Monday, November 30, 2015

Unchecked and Unbalanced

In my career with the state legislature, my job was to follow the obscure administrative rules process in the state. While I appreciated the ability to delegate technical language to the executive branch, I developed a strong sense of protectiveness for the legislative role in making sure that the executive drafted rules in accordance with legislative intent.

The state legislature's role was gutted by the courts as an exercise of a "legislative veto." The case for that in a narrow sense was strong, I admit. But the legislature never tried to rewrite the system to protect the legislative branch's role, and it became a bit player in the process unable to do more than be a speed bump against the executive branch.

My explanations of the change failed to inspire any interest in strengthening the legislature's role. I could not advocate, but I wrongly thought that a simple explanation of how the system changed would raise the hackles of the legislature, regardless of what party you were.

The federal system is far worse, as Will writes:

As the administrative state distorts America’s constitutional architecture, Clarence Thomas becomes America’s indispensable constitutionalist.
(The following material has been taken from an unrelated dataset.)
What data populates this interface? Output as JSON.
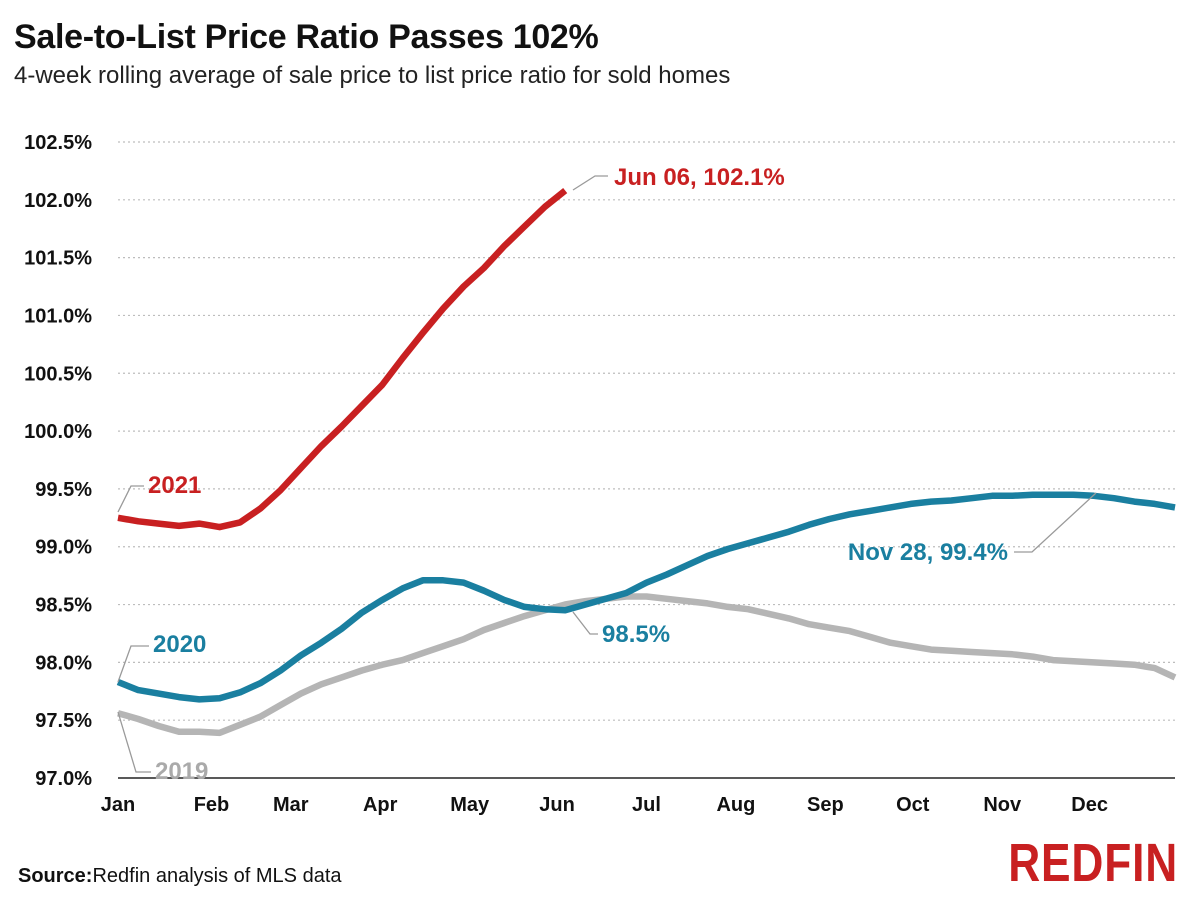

Now in his 25th year on the Supreme Court, he is urging the judicial branch to limit the legislative branch’s practice of delegating its power to the executive branch. ...

The Constitution,” Thomas notes, “does not vest the federal government with an undifferentiated ‘governmental power.’” It vests three distinguishable types of power in three different branches. The Court, Thomas says, has the “judicial duty” to enforce the Vesting Clauses as absolute and exclusive by policing the branches’ boundaries.

Read more at: http://www.nationalreview.com/article/427638/congress-administrative-state-clarence-thomas-ben-sasse

Do read it all.

The system has tilted the balance of power toward the executive in ways that should not be allowed to continue.

We'll see if this explanation and advocacy moves the legislature to limit the ability of the executive branch to essentially write substantive laws through the rules process.

And while I'm at it, the older I get the more thoroughly convinced I am that it was a mistake to make United States Senators elected directly by the people instead of being appointed by the state legislatures.

Again, as a staff member in the legislature, I wrote many resolutions urging Congress to do this or that. They were mostly stored in the circular file when they reached Washington, D.C. But it fed the urge to do something about a problem at the federal level.

Back in the day, such resolutions would have directed the two Michigan United States Senators to vote a certain way.

And the senators would, since their jobs depended on the state legislature. That was their constituency. No more.

And so instead of being servants of their state to protect the interests of the state against the powers of the federal government, United States Senators are just a part of the Washington, D.C. undifferentiated governing blob that grows and grows. The senators have more in common with each other than with their state.

Many people are too young to remember the expression "don't make a federal case out of this," meaning don't make some relatively trivial issue or dispute more of a big deal than it justifies.

The assumption behind that admonition was that the federal government only interested itself in national issues or really important state issues, leaving smaller issues to states and local governments.

Who uses that expression now? It wouldn't even make sense given how far the power of Washington, D.C. reaches into our lives.

And so power has shifted from the legislative to the executive branch; and from the states to the federal government. All fed by growing revenue at the federal level and a growing sense that no issue is too local to escape federal power.

Can you really say that we've benefited from this shift?